↓ Содержание ↓
↑ Свернуть ↑
| Следующая глава |
Белое Z на лобовой броне
Добро должно быть с кулаками.
Добро суровым быть должно,
Чтобы летела шерсть клоками
Со всех, кто лезет на добро.
Добро не жалость и не слабость.
Добром дробят замки оков.
Добро не слякоть и не святость,
Не отпущение грехов.
Быть добрым не всегда удобно,
Принять не просто вывод тот,
Что дробно-дробно, добро-добро
Умел работать пулемёт,
Что смысл истории в конечном
В добротном действии одном —
Спокойно вышибать коленом
Добру не сдавшихся добром!
(С.Ю. Куняев)
— Виталий Семенович!
— Блю-э!
Звук, который издал Третьяков, невероятно подходил к ситуации. Их посудину валяло на крутой и грязноватой черноморской волне так, что оставалось лишь гадать, почему она все еще не перевернулась. Судя по безмятежному лицу капитана, ничего особенного не происходило, но Виталию от этого было не легче.
По его личному, никому не навязываемому мнению, для морских круизов неплохо подходил лайнер размером с небольшой остров. На крайний случай, подошел бы авианосец. Лучше американский — он длиннее. Но трофейный украинский катер, на палубе которого два человека с трудом могли разойтись из-за тесноты, к гордым пенителям морей не относился. Дай бог, чтобы в болоте воды не нахлебался.
А ведь когда-то на верфях, не так давно вновь отошедших России, могли штамповать авианосцы быстрей, чем кондитер печет булочки. Увы, с тех пор многое изменилось, да и народец измельчал. Местные — те уж точно.
— Виталий Семенович...
На сей раз призыв возымел действо. Кормить Ихтиандра тоже не хотелось — то ли организм понемногу адаптировался к качке, то ли, что вероятнее, в желудке просто ничего не осталось. Даже собственно желудочного сока. Преодолевая слабость в ногах, Виталий смог вернуться в рубку и тут же выскочил назад, вновь перегнувшись через фальшборт и извергнув... Что — непонятно, однако до жути противно.
А куда деваться? В рубке дико воняло. Этот катер, вообще-то предназначенный для речных, а не морских походов, в качестве двигателей использовал дизели. А благодаря отвратному качеству постройки и общей потрепанности, изрядная доля выхлопных газов шла во внутренние помещения. Мерзейшие ощущения.
Вновь немного оклемавшись, Виталий с омерзением обвел взглядом катер, все его полста тонн водоизмещения, пару орудийных башен с тридцатимиллиметровыми скорострелками, скошенные борта. И в очередной раз проникся неприязнью к этому убожеству. И появление командира сей непрезентабельной посудины только добавило этого чувства.
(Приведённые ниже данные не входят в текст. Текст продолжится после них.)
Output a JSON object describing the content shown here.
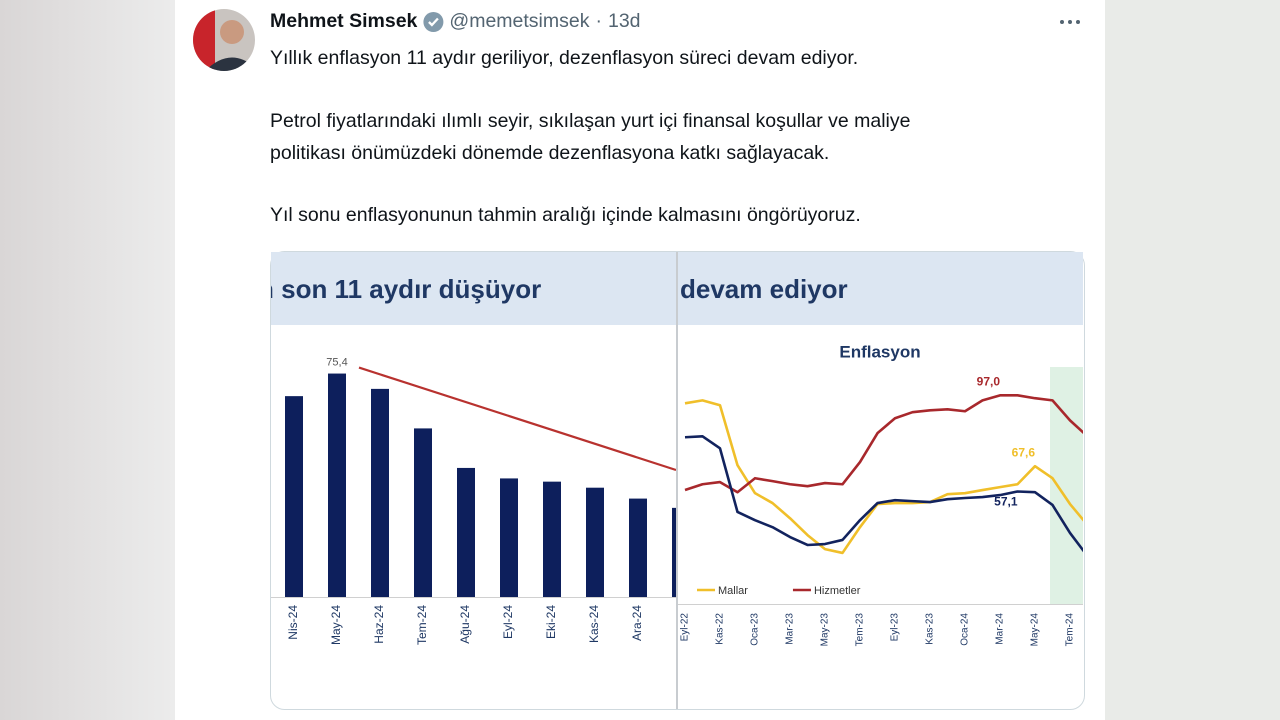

Старший лейтенант Иванов был настоящим образцом флотского офицера. При параде (на кой черт, интересно), с кортиком у бедра, гладко выбритый. Как просветили Виталия перед отплытием, один из самых перспективных молодых офицеров. А еще один из самых недисциплинированных, отчего его и спихнули на эту шаланду. Мол, великое доверие — первому освоить чудо враждебной техники. Рассчитывали, небось, что он зароется в металлолом и на пару месяцев перестанет мозолить глаза начальству. Ага, щ-щас-с. Всего-то неделя — и вот он уже в море. И потому, что смог освоить катер, и, главное, потому, что операция в целях секретности требовала использования именно такого судна.
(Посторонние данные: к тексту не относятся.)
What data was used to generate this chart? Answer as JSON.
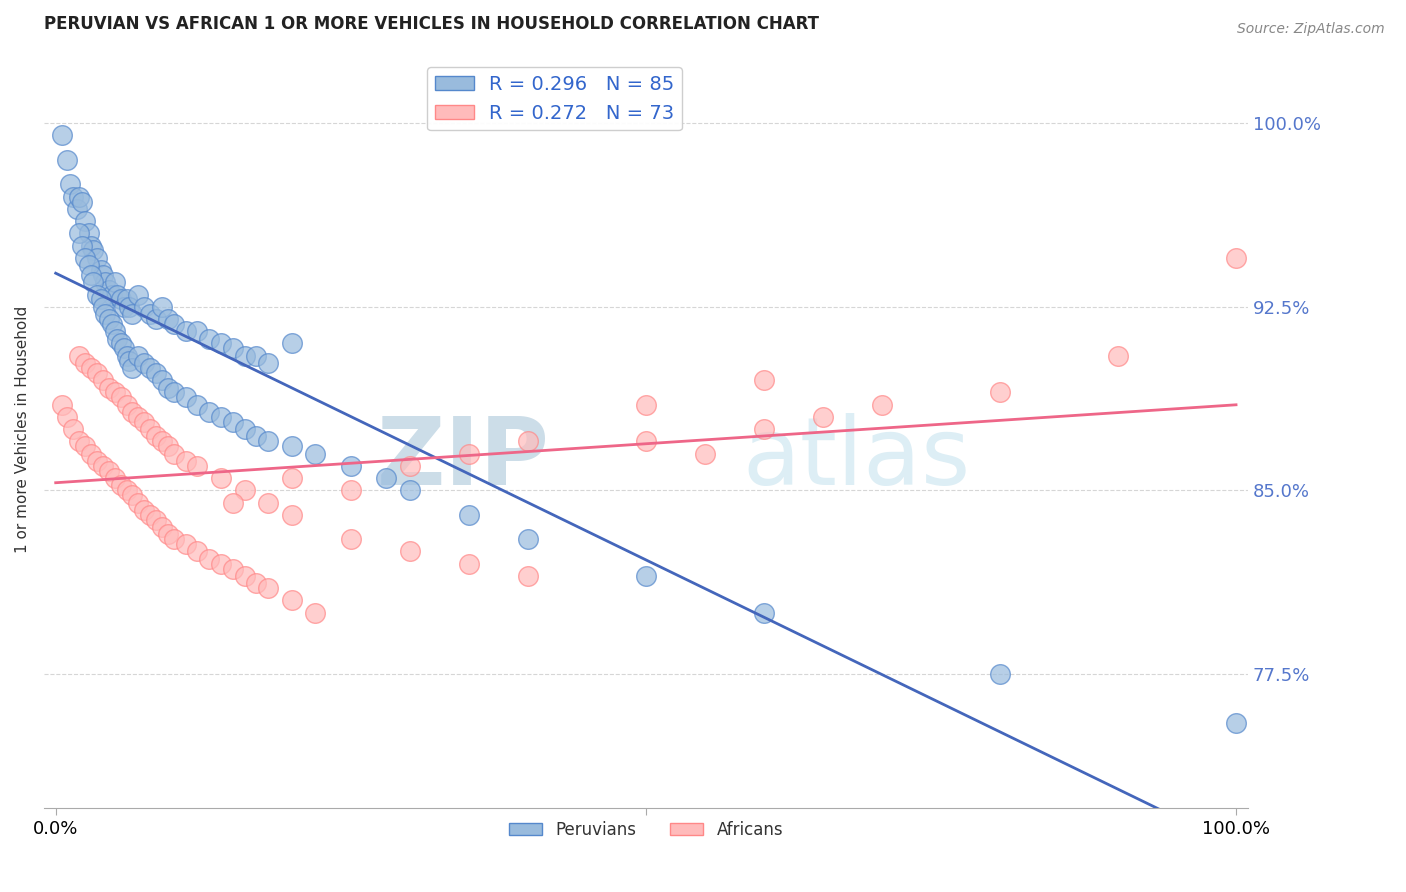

По непроверенным данным, у желто-блокитных еще осталась пара аналогичных катеров, чудом избежавших своевременного утопления, и появление корабля этого типа вряд ли насторожит тех, кто старается контролировать оставшийся у них крохотный участок берега. С другой стороны, слабая защита этой посудины сейчас роли не играла. Все равно атаки с воды ожидать смысла не было. Все же изначально слабый, украинский флот был размазан по морскому дну еще в первые дни конфликта, а его жалкие остатки прятались, как могли. Поэтому и не требовалось использовать что-то более защищенное, хотя, конечно, лишняя броня позволила бы чувствовать себя увереннее.
— Перекусить не желаете?
Виталий усилием воли сдержал рвотные позывы, посмотрели на безмятежное лицо Иванова и пришел к выводу, что неприязнь у них получилась взаимная. Скрипнув зубами он буркнул:
— Месье знает толк в извращениях.
— А то ж! — гордо улыбнулся лейтенант, и тут же посерьезнел. — Через десять минут высадка. С берега подали сигнал.
Что же, неплохо. Если только это не ловушка. Виталий с некоторой толикой раздражения вспомнил наставления перед отправкой. Они, так скажем, не вдохновляли. Задача не то чтобы для смертника, но все же из тех, на которые посылают сотрудника не самого ценного. Так, во избежание действительно серьезных потерь. Впрочем, отказываться он мог тогда, сейчас же нет возможности праздновать труса. Молча кивнув лейтенанту, он облокотился на холодную, мокрую и противно-скользкую от брызг, летящих со всех сторон, броню, и неожиданно успокоился.
В конце концов, отцы-командиры задачи ставят порой рискованные, очень часто сложные, однако невыполнимых пока что не было. Именно так думал он полтора часа спустя, уже будучи на берегу. Высадка прошла на удивление спокойно, и связной, крепкий мужик средних лет, назвал пароль безошибочно. Не было и намека на засаду. Впрочем, последнее обстоятельство Виталия не удивило совершенно — быстро откатывающейся под ударами войск непризнанных республик, прикрываемых сверху русской авиацией, украинской армии было не до плотного контроля побережья. В сущности, куда опаснее их служба безопасности — там сидят не лохи, сумевшие добраться до власти, а профессионалы, впитавшие наверняка и опыт советской контрразведки, и кое-что из заграничных ноу-хау. Однако они если и появятся, то позже, ставить посты на побережье не их задача. От целенаправленной же охоты за его, Виталия, тушкой их отделяет секретность и время. Утечка из штаба возможна, даже вероятна, но далеко не сразу. И даже если она произошла, быстро организовать операцию по отслеживанию и поимке одинокого катера не так-то просто.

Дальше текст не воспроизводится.